6. Allowing different Initial Measurement Periods, Stability Periods, and Administrative Periods for employees in different union groups (mandatory subject of bargaining?), salaried versus hourly workers, and employees in different states.
Back to Employer Mandate Covered Employer must offer health coverage under employer’s health plan to a deemed full time employee within 90 days of Start Date or pay penalties.
If variable hour or seasonal employee averages 30 hours per week or 130 hours per month during his/her Initial Measurement Period s/he must be treated as a full time employee during the following Stability Period.

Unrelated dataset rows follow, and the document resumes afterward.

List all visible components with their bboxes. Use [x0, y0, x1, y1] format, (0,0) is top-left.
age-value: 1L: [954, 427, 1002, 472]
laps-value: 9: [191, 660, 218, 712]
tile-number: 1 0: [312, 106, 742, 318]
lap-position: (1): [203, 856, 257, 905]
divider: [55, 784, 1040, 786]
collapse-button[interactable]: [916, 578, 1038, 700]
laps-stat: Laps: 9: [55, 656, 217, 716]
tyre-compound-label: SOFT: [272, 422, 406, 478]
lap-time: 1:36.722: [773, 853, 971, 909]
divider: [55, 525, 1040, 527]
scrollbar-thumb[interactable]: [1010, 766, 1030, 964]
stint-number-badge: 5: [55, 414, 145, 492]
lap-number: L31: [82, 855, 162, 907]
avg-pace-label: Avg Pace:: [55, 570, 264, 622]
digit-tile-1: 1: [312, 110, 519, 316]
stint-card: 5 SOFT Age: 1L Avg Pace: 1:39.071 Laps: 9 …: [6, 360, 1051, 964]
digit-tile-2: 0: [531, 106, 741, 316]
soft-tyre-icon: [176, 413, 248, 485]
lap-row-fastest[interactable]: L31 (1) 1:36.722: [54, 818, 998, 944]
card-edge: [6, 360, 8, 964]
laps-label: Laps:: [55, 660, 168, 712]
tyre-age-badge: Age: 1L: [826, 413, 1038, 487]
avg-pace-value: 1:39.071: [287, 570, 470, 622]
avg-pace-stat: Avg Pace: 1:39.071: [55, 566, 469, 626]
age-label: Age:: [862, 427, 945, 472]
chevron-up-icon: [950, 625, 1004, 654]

Employers with 50 or more FTE’s must offer “affordable” “minimum value” health insurance to at least 95% of their “full time” employees or pay an annual penalty (tax), but only if one or more of that employer’s employees purchases health insurance from a state or federal insurance exchange and receives a premium subsidy in order to purchase the insurance.
To be affordable, employee’s share of premium costs must not exceed 9.5% of employee’s household income.
Household income includes income of employee, employee’s spouse, and all household dependents.